Research and Development.

A little insight into the used materials and our designs.

The biggest priority in designing our hammocks is practicality and ease of use. Of course weight, price and durability are being considered as well but our main purpose is to create equipment that can be used without a hassle by everyone. We have became experts in this field so you don't have to.

During the developement phase we have consulted various people and experts to find the right balance betwen the above factors and we had to answer several questions:

Lighter fabrics. I't is possible to to find and use lighter fabric so you carry less, but this a perfect example of the law of diminishing returns. Ripstop nylon we are using now is almost half the weight of polycotton, polyester or even netting we have tried before, while having the same or greater strenght and still reasonable price. There are options to go 10% - 20% lighter but the strenght and durability is greatly compromised. Our classic hammock weights 600g, we decided that 30g - 50g weight saving won't be worth the constant worry about snagging or ripping the fabric. Same goes for the mosquito netting, we use 36g per sq meter netting, each hammock uses 2sqm so that's 70g for the netting. We came to the conclusion that saving maybe 20g is not worth the loss in durability. There is a possibility of a ultralight version in the future but for now we are focusing on things that just work.

Down insulation. One of the biggest contributors to the weight of our hammocks is the synthetic insulation. Hi-end solution would be to use down filling. Unfortunatelly down is very expensive and very high maintenance on the user end, also quite complex to implement on the production side. Which means about 400g can be saved on the filling but about 100g of fabric have to be put in to contain the down. In short, for the 300g saving you would literally double the price of the hammock and force the user to be very carefull with the product. If you have the money, much bigger weight savings can be achieved by investing in to a good tarp or down sleeping bag/top quilt.

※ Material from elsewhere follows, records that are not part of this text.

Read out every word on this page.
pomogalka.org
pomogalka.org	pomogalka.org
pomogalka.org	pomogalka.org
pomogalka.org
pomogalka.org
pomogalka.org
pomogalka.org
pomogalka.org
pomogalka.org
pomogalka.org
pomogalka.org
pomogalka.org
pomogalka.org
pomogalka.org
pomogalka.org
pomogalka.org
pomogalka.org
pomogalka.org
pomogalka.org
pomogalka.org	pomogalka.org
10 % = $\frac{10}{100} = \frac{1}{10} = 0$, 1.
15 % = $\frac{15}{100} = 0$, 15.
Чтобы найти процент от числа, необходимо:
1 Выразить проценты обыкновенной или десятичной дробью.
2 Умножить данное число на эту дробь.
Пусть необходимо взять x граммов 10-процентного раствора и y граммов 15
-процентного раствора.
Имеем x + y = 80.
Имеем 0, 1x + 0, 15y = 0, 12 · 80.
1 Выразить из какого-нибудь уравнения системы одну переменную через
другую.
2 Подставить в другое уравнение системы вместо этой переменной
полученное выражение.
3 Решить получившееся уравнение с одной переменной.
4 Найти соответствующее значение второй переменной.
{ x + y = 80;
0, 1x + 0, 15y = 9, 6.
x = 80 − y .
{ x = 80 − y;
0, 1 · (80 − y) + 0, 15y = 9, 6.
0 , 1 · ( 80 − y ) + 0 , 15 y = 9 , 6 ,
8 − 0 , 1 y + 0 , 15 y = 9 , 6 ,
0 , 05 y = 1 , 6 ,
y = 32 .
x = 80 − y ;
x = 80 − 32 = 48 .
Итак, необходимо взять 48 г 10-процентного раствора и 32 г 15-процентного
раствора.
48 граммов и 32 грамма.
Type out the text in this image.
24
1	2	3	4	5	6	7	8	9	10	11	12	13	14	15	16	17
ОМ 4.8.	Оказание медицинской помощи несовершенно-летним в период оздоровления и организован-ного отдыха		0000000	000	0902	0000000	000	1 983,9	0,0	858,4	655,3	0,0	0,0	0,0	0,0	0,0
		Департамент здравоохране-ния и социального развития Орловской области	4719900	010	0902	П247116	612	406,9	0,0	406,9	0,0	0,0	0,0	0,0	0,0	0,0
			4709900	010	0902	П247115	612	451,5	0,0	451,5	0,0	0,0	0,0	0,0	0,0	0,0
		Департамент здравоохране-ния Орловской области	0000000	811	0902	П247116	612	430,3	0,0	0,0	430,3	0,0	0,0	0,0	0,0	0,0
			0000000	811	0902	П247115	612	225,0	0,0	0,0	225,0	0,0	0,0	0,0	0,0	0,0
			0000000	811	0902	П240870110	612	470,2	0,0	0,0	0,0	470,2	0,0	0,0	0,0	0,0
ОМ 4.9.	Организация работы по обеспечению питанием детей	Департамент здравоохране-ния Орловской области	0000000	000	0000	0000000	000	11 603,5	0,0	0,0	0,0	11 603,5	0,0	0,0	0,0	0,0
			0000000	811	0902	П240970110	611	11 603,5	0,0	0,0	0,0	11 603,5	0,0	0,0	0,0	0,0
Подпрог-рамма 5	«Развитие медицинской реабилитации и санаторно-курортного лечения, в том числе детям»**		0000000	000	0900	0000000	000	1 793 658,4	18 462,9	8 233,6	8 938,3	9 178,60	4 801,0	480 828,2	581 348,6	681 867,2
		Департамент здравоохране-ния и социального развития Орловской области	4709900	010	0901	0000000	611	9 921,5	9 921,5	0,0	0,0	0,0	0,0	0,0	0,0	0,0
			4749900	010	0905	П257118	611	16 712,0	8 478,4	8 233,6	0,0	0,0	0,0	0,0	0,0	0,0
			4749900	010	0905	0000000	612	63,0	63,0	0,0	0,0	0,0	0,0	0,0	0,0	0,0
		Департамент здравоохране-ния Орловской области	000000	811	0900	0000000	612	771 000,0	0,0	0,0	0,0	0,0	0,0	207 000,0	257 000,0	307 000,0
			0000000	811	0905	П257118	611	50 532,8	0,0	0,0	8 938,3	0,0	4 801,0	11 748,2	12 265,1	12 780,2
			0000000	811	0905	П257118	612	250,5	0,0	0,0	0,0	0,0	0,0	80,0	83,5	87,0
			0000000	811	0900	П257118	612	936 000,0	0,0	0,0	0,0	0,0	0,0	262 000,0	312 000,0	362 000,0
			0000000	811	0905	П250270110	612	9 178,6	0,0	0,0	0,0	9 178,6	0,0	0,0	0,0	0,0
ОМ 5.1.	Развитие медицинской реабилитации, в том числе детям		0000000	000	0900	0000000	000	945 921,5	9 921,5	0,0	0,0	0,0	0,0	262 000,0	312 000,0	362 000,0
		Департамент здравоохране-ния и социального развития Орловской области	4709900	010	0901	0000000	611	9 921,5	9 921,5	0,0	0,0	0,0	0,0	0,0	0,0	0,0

We have now switched to polyester insulation which comes in sheets rather than loose in a bag. This allows for more even distribution and less stitching on the underquilt component reducing the amount of cold spots. Also couple of tricks from origami (japanees art of folding paper) have been used so the underquilt comforts to the body better. This can be observed on the sides when the hammock is weighted, and at ends where internal "flaps" of insulation fill the space between fabric layers according to users position.

Detachable mosquito net. We found ourselves taking the mosquto netting with us anyway just in case. For the 130g weight "penalty" there is no reason to overcomplicate the design and risk loosing important element of the hammock. It can always be stored away in one of the hoods when not needed.

In this short writing I was hoping to show you we are constantly researching and trying new options and ideas, even the most ridiculous.